CDFIs and MDIs are financial institutions that work to reach groups that traditional lenders often neglect. CDFIs provide a range of financial products and services on a fair and transparent basis in economically distressed markets, such as mortgage financing, flexible underwriting, and loans and investments to small businesses in low-income areas. MDIs are depository institutions where 51 percent or more of the stock is owned by minority individuals, including Black Americans, Asian Americans, Hispanic Americans, and Native Americans.
During the pandemic, CDFIs and MDIs played a critical role in getting relief to the communities that COVID hit the hardest. Members of the Small Business Committee fought for set-asides in multiple relief bills to appropriate funds so that community lending institutions, including CDFIs, could participate in PPP on equal footing with all lenders. As a result, CFIs were the only type of PPP lender that performed above program average when it came to the percentage of loans less than $150,000, percent of loans made in LMI areas, and percent of loans made in rural areas.

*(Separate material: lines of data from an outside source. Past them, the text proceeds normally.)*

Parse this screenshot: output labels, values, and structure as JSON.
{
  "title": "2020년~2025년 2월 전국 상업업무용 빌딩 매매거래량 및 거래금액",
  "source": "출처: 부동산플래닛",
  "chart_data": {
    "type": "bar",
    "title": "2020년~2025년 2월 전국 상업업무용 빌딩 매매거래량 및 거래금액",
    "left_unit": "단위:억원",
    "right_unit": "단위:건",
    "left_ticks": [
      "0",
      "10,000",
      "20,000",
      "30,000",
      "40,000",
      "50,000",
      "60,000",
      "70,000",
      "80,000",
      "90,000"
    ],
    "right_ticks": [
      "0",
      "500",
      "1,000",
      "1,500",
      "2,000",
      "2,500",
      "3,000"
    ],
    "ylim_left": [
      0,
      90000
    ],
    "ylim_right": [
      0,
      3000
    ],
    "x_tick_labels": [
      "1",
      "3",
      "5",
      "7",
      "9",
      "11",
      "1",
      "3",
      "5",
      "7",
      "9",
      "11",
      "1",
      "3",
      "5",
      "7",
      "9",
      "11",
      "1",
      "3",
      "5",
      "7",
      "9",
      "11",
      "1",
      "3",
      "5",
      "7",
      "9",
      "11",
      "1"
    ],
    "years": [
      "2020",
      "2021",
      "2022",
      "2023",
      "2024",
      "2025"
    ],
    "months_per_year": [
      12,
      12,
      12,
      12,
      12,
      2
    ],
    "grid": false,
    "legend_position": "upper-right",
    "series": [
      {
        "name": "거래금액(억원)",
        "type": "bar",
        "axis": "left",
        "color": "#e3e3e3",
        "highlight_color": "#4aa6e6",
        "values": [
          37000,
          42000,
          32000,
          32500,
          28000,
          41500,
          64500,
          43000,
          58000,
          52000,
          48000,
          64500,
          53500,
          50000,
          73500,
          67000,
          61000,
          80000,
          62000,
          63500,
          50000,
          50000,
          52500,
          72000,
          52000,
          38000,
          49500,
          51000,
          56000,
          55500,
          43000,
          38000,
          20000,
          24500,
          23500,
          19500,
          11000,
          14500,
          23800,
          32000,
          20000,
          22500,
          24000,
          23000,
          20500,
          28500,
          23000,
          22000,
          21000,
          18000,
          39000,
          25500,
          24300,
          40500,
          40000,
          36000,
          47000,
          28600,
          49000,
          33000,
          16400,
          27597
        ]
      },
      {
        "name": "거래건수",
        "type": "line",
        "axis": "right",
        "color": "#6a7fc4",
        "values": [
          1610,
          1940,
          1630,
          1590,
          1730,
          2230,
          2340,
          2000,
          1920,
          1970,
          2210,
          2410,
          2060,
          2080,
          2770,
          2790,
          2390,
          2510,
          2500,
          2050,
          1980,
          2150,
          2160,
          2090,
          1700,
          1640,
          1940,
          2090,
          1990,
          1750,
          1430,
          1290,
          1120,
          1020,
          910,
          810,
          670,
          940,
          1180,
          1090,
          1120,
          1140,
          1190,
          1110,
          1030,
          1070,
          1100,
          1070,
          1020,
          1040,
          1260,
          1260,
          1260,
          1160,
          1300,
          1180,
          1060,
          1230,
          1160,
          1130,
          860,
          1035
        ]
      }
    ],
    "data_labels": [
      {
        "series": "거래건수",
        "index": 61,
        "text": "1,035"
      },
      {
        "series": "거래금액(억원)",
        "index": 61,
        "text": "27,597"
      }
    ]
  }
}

The hearing gave subcommittee members the chance to examine the impact these institutions make in their communities and what actions Congress can take to empower them.
“We have a moment of opportunity here to serve minority businesses and entrepreneurs better in the future. And CDFI credit unions are key to helping these businesses not just survive but to grow and thrive,” said Aissatou Barry-Fall, President & CEO of Lower East Side People’s Federal Credit Union. “We need to work together with Government Agencies like SBA, CDFI Fund and the Treasury Department to create a framework that more effectively helps CDFI lenders mitigate our risk, build our balance sheets to continue to meet the demand, and access sources of capital.”
“The single most effective way for Congress and the Federal Reserve to significantly expand capital access for small and underserved businesses is to focus on making significantly more capital available to CDFIs and MDIs,” said Everett Sands, Founder & CEO of Lendistry in Brea, CA. “One unmistakable lesson of the determined economic relief efforts led by Congress over the past year in response to COVID is that small and underserved businesses are far and away more successful in accessing capital from CDFIs and MDIs than from other sources.”
“It is important to note that an average of 70 percent of minorities do not have a bank branch in their neighborhood, coupled with 94% of Black small businesses being sole proprietors that are typically unbanked or underbanked,” said Robert James II, Chairman of the National Bankers Association. “Given the challenges faced by small businesses, especially minority-owned small businesses, it is imperative to assess which type of banks are best placed to provide access to capital for minority communities. National banks may not be fastest in reaching this constituency.”